Have someone else there with you to help break up fights.
Especially if you are new to dealing with aggression between pigs, or nervous about breaking up fights, have someone there with you in the enclosure to help you break up the dispute between the animals with a sorting board or other dividers (again, never your own body or hands).
With someone else to assist you, you can each focus on one of the animals, helping to “herd” them away from one another with the sorting boards.
Tend to any cuts and scrapes your pigs get while fighting.
Minor cuts and scrapes won’t seriously or permanently harm a pig, but they might become more injurious if infected. Make sure to keep any cuts that the pigs get clean for the next week or so, and they should heal up in no time, and leave your pig unscathed.
Keep pigs separated for the rest of the day after they have fought, if possible.
Once a fight between two pigs is finished and resolved, it is best to keep those animals separate for the rest of the day to keep a second fight from breaking out on the same day, which is unnecessary and will likely lead to escalated violence.

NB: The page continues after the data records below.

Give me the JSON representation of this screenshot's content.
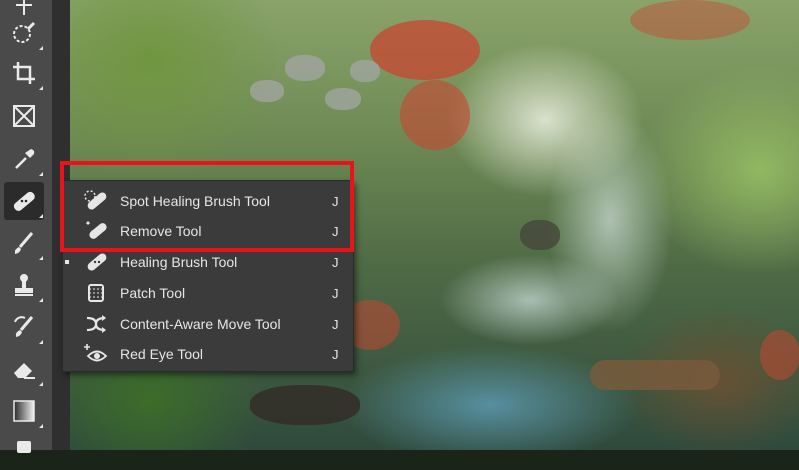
{
  "toolbar": {
    "tools": [
      {
        "name": "lasso-tool",
        "icon": "lasso-brush-icon"
      },
      {
        "name": "crop-tool",
        "icon": "crop-icon"
      },
      {
        "name": "frame-tool",
        "icon": "frame-icon"
      },
      {
        "name": "eyedropper-tool",
        "icon": "eyedropper-icon"
      },
      {
        "name": "healing-tool",
        "icon": "bandage-icon",
        "active": true
      },
      {
        "name": "brush-tool",
        "icon": "brush-icon"
      },
      {
        "name": "clone-stamp-tool",
        "icon": "stamp-icon"
      },
      {
        "name": "history-brush-tool",
        "icon": "history-brush-icon"
      },
      {
        "name": "eraser-tool",
        "icon": "eraser-icon"
      },
      {
        "name": "gradient-tool",
        "icon": "gradient-icon"
      }
    ]
  },
  "flyout": {
    "items": [
      {
        "label": "Spot Healing Brush Tool",
        "shortcut": "J",
        "icon": "spot-healing-icon"
      },
      {
        "label": "Remove Tool",
        "shortcut": "J",
        "icon": "remove-tool-icon"
      },
      {
        "label": "Healing Brush Tool",
        "shortcut": "J",
        "icon": "healing-brush-icon",
        "selected": true
      },
      {
        "label": "Patch Tool",
        "shortcut": "J",
        "icon": "patch-icon"
      },
      {
        "label": "Content-Aware Move Tool",
        "shortcut": "J",
        "icon": "content-aware-move-icon"
      },
      {
        "label": "Red Eye Tool",
        "shortcut": "J",
        "icon": "red-eye-icon"
      }
    ]
  },
  "colors": {
    "highlight": "#e8141a",
    "menu_bg": "#3b3b3b",
    "toolbar_bg": "#4a4a4a"
  }
}
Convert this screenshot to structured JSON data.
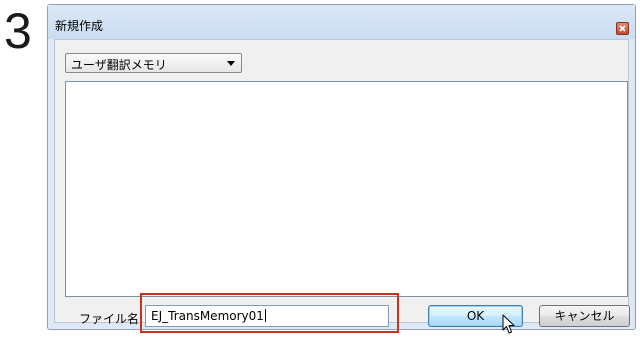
{
  "step": {
    "number": "3"
  },
  "dialog": {
    "title": "新規作成",
    "type_select": {
      "value": "ユーザ翻訳メモリ"
    },
    "filename": {
      "label": "ファイル名:",
      "value": "EJ_TransMemory01"
    },
    "buttons": {
      "ok": "OK",
      "cancel": "キャンセル"
    },
    "colors": {
      "highlight": "#c8321d",
      "close": "#c04a35"
    }
  },
  "icons": [
    "close-icon",
    "chevron-down-icon",
    "mouse-pointer-icon"
  ]
}
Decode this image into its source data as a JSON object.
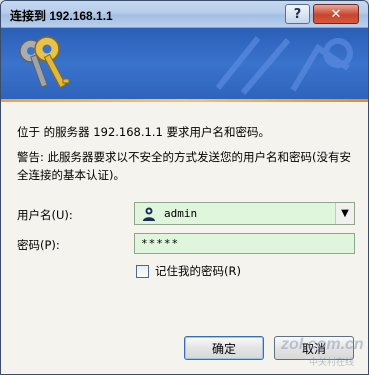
{
  "window": {
    "title": "连接到 192.168.1.1",
    "help_label": "?",
    "close_label": "✕"
  },
  "message": {
    "line1": "位于  的服务器 192.168.1.1 要求用户名和密码。",
    "warning": "警告: 此服务器要求以不安全的方式发送您的用户名和密码(没有安全连接的基本认证)。"
  },
  "form": {
    "username_label": "用户名(U):",
    "username_value": "admin",
    "password_label": "密码(P):",
    "password_value": "*****",
    "remember_label": "记住我的密码(R)",
    "remember_checked": false
  },
  "buttons": {
    "ok_label": "确定",
    "cancel_label": "取消"
  },
  "watermark": {
    "text": "zol.com.cn",
    "subtext": "中关村在线"
  },
  "colors": {
    "banner": "#3a73cc",
    "accent_bar": "#f7c55a",
    "field_fill": "#dff5dc"
  }
}
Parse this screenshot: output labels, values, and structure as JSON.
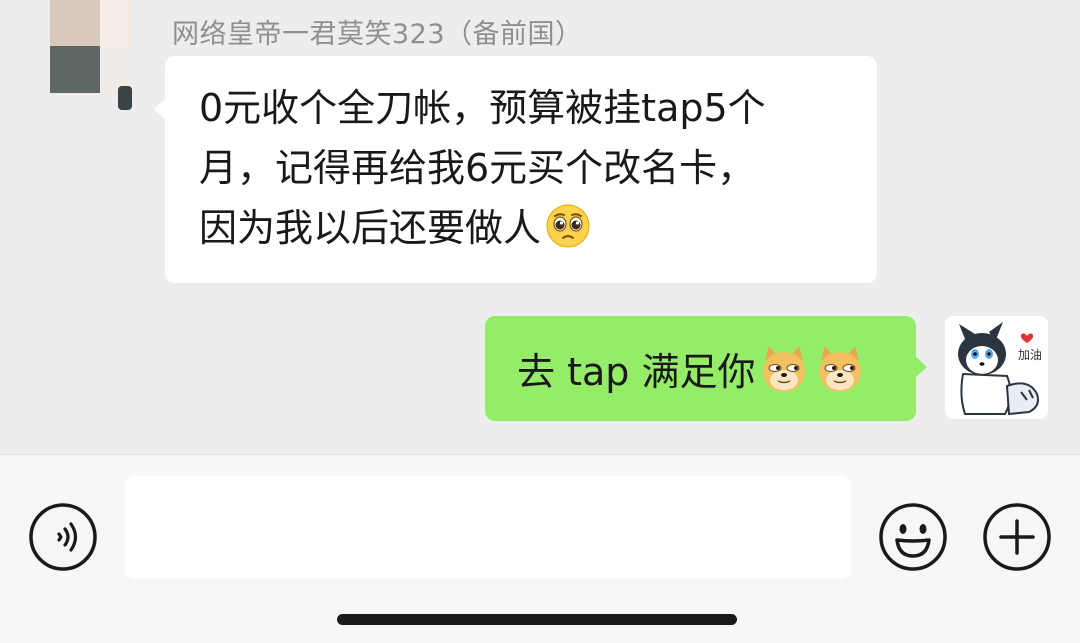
{
  "chat": {
    "sender_name": "网络皇帝一君莫笑323（备前国）",
    "incoming_message": {
      "lines": [
        "0元收个全刀帐，预算被挂tap5个",
        "月，记得再给我6元买个改名卡，",
        "因为我以后还要做人"
      ],
      "emoji": "pleading-face-emoji"
    },
    "outgoing_message": {
      "text": "去 tap 满足你",
      "emojis": [
        "doge-emoji",
        "doge-emoji"
      ]
    },
    "self_avatar_caption": "加油"
  },
  "input_bar": {
    "voice_icon": "voice-icon",
    "input_value": "",
    "emoji_icon": "smiley-face-icon",
    "plus_icon": "plus-circle-icon"
  },
  "colors": {
    "background": "#ededed",
    "incoming_bubble": "#ffffff",
    "outgoing_bubble": "#95ec69",
    "input_bar": "#f7f7f7",
    "sender_name": "#8f8f8f"
  }
}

Again, if you allow for safe fighting between your pigs at controlled times when a new pig is introduced to the group, it should not take more than a month before a new, peaceful order has been established in the group, and your pigs are a consolidated pack again.
Conclusion
Fighting between pigs is inevitable when there is any struggle for dominance in a pack. There are many ways to divert fights or make them less intense, but some scuffling will be necessary before a peaceful group can be established.
Provide a safe environment for pigs to fight and tend to any wounds they encounter. Break up fights that will cause lasting severe or life-threatening injury to any of your animals, or that will require medical attention.
If you follow these guidelines and allow for controlled and safe fighting, you should have nothing to worry about within a month.